13. Correspondence Analysis

Correspondence analysis provides tools for analyzing the associations between rows and columns of contingency tables. A contingency table is a two-entry frequency table where the joint frequencies of two qualitative variables are reported. For instance a $(2\times 2)$ table could be formed by observing from a sample of $n$ individuals two qualitative variables: the individual's sex and whether the individual smokes. The table reports the observed joint frequencies. In general $(n\times p)$ tables may be considered.

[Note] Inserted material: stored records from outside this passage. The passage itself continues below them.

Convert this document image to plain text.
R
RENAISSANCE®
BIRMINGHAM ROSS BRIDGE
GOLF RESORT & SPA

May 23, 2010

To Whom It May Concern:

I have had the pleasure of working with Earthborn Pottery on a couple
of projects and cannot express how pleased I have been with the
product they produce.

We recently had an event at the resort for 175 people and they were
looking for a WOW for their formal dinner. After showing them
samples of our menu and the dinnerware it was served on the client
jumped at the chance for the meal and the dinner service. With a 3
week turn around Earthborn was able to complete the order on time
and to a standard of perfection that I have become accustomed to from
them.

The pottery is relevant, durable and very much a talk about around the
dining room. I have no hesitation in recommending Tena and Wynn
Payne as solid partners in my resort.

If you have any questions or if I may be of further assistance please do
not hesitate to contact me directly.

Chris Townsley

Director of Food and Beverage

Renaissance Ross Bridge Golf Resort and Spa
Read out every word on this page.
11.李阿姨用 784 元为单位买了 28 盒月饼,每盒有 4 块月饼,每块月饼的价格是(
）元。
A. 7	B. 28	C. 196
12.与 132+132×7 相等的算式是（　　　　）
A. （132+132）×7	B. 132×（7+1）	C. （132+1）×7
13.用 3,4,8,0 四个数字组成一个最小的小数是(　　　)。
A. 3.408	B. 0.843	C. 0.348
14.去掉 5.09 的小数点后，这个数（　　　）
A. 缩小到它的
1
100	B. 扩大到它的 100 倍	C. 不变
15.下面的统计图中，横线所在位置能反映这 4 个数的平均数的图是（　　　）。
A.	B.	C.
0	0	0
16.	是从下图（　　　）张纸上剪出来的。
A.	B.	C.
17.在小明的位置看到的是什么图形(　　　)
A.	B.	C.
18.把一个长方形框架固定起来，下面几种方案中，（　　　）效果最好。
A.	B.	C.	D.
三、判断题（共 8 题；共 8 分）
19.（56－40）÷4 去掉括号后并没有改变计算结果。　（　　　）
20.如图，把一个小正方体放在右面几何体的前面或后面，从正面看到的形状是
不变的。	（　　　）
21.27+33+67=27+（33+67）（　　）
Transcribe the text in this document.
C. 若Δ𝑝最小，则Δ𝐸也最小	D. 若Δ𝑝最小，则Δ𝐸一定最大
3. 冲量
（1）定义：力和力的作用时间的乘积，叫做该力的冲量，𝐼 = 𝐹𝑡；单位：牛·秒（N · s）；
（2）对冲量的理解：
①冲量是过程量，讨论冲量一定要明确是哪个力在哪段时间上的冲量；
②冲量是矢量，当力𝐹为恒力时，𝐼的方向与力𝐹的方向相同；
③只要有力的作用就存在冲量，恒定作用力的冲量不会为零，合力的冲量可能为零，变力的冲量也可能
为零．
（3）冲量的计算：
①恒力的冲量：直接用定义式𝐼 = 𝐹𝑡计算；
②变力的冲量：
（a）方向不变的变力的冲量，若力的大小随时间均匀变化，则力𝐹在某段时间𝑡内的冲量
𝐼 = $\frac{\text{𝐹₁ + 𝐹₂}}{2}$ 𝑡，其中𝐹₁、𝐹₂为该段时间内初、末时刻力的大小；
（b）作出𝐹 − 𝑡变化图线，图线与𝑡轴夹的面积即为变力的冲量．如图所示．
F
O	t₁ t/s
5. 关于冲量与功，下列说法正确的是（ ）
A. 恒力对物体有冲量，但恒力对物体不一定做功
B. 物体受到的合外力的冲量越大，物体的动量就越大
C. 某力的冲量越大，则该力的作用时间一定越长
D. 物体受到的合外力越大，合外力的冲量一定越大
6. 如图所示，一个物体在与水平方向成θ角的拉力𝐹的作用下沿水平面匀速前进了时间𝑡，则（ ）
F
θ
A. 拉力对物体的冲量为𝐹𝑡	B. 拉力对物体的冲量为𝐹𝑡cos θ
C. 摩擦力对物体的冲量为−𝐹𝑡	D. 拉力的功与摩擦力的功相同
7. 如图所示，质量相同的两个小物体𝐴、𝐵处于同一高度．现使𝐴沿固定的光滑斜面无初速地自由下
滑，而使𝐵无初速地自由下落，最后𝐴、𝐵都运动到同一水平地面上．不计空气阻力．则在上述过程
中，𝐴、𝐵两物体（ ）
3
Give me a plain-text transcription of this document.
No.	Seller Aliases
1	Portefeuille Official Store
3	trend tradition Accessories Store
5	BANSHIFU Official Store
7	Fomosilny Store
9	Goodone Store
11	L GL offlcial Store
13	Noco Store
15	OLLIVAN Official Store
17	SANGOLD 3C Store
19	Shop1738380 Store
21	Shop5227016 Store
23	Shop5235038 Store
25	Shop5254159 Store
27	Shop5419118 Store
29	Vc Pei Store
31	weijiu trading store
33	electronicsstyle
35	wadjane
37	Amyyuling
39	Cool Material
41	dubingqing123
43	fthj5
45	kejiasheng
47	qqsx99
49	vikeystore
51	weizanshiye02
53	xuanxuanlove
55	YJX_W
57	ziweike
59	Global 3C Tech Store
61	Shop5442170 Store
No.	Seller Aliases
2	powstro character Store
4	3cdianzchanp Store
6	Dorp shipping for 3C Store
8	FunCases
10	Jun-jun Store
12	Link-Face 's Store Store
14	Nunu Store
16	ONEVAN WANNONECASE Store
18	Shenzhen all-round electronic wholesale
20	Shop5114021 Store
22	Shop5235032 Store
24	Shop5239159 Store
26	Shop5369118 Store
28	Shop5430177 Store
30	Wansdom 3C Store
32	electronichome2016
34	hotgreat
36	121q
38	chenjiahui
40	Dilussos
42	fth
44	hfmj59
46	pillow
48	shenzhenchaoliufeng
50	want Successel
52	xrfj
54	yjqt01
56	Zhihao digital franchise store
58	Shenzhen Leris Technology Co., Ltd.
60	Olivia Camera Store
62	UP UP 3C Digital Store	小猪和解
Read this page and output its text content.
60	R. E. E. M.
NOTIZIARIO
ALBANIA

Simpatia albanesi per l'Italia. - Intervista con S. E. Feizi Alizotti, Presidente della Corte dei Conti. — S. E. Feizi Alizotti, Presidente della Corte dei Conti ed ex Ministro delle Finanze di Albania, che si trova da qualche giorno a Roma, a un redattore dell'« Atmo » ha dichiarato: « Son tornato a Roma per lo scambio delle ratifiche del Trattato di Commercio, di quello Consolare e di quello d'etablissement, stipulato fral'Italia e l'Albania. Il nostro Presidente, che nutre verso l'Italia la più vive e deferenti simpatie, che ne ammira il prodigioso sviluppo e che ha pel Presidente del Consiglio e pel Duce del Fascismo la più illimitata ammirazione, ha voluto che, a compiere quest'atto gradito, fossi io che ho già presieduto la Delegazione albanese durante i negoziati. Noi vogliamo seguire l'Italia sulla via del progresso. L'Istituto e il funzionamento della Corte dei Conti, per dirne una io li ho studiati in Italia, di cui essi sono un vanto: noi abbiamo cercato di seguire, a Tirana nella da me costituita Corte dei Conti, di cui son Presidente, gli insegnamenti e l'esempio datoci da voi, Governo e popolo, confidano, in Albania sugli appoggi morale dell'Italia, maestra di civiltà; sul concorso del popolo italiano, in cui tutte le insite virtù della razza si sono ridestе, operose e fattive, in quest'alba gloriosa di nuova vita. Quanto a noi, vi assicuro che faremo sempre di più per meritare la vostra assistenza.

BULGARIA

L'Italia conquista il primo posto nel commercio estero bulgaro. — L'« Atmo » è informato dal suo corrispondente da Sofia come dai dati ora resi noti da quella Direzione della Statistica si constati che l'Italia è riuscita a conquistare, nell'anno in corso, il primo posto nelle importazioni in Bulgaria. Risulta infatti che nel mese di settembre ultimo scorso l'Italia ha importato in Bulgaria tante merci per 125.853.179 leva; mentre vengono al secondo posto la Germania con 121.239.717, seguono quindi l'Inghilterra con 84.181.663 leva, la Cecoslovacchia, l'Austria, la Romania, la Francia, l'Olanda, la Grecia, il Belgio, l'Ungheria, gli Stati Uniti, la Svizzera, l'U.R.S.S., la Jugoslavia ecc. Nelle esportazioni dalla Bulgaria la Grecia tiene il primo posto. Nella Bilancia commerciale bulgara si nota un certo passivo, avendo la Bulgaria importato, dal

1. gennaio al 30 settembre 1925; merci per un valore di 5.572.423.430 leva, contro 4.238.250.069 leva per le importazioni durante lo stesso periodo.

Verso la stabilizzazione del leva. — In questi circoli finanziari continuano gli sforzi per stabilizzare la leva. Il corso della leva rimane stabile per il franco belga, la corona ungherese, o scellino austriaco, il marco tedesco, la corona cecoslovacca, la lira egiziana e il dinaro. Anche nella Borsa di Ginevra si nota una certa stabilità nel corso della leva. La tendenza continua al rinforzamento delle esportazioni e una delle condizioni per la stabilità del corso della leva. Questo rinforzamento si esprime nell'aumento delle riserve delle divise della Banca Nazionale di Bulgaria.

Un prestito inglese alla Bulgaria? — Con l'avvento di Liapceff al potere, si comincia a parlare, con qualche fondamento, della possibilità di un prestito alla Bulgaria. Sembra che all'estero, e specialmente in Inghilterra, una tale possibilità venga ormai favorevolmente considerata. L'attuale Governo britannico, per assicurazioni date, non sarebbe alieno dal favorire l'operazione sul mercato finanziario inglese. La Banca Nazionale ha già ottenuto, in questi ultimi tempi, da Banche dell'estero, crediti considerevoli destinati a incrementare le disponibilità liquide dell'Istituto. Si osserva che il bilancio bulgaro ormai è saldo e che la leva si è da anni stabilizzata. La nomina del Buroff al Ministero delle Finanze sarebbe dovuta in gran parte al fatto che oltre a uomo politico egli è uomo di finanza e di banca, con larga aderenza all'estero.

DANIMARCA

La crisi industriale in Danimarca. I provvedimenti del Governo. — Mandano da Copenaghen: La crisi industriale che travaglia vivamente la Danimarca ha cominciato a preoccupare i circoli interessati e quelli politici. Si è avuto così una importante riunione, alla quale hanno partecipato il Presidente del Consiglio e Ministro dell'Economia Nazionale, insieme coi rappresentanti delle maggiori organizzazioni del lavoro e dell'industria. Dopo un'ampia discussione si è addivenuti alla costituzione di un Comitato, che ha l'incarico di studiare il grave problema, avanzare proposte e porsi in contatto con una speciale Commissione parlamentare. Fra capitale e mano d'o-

The main idea of correspondence analysis is to develop simple indices that will show the relations between the row and the columns categories. These indices will tell us simultaneously which column categories have more weight in a row category and vice-versa. Correspondence analysis is also related to the issue of reducing the dimension of the table, similar to principal component analysis in Chapter 9, and to the issue of decomposing the table into its factors as discussed in Chapter 8. The idea is to extract the indices in decreasing order of importance so that the main information of the table can be summarized in spaces with smaller dimensions. For instance, if only two factors (indices) are used, the results can be shown in two-dimensional graphs, showing the relationship between the rows and the columns of the table.

Section 13.1 defines the basic notation and motivates the approach and Section 13.2 gives the basic theory. The indices will be used to describe the $\chi^2$ statistic measuring the associations in the table. Several examples in Section 13.3 show how to provide and interpret, in practice, the two-dimensional graphs displaying the relationship between the rows and the columns of a contingency table.